Babel
Babel is a skillfully acted and produced movie that fails because the tragic circumstances in two of the three stories are brought about not by necessity but by the unbelievably bad decisions of the characters. And I do mean “unbelievably”, as in “no one would do those things”. The three stories are linked together, but the links are totally inconsequential to the events in each story. Nothing would be different about the stories or their impact if they were simply presented as independent stories. Nothing in the stories hinges upon people not being able to communicate with each other, counter to the implication of the title and the preview.

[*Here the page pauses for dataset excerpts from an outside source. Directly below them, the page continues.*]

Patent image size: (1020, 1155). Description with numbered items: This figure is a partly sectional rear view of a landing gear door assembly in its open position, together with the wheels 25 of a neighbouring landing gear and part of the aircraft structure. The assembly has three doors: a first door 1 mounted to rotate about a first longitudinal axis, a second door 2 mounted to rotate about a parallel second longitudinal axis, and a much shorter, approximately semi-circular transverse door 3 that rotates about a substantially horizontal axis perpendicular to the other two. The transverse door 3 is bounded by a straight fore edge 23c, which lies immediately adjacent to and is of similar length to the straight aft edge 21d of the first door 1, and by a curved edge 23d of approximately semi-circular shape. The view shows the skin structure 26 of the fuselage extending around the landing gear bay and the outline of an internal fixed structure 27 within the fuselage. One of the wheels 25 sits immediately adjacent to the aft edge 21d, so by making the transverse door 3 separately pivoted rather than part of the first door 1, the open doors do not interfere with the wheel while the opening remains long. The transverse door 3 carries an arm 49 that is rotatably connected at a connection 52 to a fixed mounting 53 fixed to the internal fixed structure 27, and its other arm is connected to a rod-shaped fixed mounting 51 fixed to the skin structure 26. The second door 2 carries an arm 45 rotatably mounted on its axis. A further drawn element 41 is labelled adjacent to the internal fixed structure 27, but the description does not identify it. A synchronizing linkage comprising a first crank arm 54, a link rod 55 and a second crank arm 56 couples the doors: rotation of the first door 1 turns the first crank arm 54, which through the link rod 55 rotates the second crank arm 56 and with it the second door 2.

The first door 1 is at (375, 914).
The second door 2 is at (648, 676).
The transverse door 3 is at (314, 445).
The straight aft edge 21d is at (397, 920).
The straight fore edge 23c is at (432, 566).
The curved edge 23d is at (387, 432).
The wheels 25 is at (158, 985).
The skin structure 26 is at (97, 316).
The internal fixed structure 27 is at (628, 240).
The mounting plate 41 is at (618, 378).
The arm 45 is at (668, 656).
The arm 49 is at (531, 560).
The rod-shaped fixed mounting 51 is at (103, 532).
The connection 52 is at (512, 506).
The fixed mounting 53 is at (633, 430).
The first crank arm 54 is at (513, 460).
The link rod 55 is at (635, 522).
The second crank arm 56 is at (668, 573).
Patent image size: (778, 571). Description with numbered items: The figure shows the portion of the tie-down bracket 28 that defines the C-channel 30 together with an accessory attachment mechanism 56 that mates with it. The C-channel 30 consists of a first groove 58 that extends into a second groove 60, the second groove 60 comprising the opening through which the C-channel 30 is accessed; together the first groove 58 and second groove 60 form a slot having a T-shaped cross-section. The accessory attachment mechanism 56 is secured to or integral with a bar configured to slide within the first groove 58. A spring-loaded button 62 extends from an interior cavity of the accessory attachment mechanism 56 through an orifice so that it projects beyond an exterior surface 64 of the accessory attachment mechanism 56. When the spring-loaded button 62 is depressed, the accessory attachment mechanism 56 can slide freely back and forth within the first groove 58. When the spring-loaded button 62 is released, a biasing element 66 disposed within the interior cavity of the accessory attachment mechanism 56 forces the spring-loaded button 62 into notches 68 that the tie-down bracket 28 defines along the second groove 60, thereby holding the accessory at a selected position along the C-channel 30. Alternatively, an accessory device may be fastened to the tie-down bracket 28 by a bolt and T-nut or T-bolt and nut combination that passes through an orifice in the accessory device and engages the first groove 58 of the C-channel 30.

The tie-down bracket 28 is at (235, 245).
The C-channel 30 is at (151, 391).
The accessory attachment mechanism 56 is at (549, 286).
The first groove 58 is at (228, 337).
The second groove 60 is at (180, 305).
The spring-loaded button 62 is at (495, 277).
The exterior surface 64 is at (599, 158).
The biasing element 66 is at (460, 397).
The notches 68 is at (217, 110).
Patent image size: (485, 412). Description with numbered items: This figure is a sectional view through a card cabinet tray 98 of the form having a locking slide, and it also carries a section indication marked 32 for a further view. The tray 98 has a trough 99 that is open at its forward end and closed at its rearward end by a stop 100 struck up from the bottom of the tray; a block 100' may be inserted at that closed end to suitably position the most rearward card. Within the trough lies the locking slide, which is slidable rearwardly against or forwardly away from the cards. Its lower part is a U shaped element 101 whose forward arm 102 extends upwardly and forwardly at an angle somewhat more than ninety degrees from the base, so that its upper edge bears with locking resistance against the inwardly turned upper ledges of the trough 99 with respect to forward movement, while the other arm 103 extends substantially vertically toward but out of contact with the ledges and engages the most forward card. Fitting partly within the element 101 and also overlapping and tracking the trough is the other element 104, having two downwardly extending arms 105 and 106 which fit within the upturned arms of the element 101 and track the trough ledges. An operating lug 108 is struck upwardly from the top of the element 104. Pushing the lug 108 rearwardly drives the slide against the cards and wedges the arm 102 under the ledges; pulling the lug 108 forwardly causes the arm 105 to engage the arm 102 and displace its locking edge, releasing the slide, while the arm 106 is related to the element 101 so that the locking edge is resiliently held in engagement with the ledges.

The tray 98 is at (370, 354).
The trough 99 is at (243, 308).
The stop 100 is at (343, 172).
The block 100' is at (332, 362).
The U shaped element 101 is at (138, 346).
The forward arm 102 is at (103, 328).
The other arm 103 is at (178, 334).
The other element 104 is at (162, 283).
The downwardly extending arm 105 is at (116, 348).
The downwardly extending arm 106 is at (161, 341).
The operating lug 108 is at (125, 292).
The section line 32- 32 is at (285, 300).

The preview shows us that Cate Blanchett’s character is shot while vacationing in Morocco. That is the critical event in that storyline, but it all comes about because a goatherder’s son decides to shoot at a bus. He does this knowing that he very well might hit it. The kid is not evil, does not hate Americans or foreigners, and is only doing it for target practice. I didn’t buy it. In another story, the live-in nanny for two young American kids takes them across the border to Mexico for her son’s wedding after being unable to find anyone to care for them for the day. Anyone who is wealthy enough to have a live-in nanny is going to have friends who can take care of those kids in an emergency, especially when they know from CNN that their parents are stuck in Morocco because one of them has been shot! And the nanny turns out to be an illegal immigrant! How did she think she was going to get across the border not once but twice with kids who are not her own? I could not get emotionally involved in the consequences of these messes because I didn’t believe anyone would ever make those decisions.
The world is full of tragic circumstances, so it is puzzling to me that this movie had such contrived and implausible circumstances on which to built its stories. I liked the acting in all three stories, and I found the third story about a deaf Japanese high school girl desperate for affection to work well on its own terms.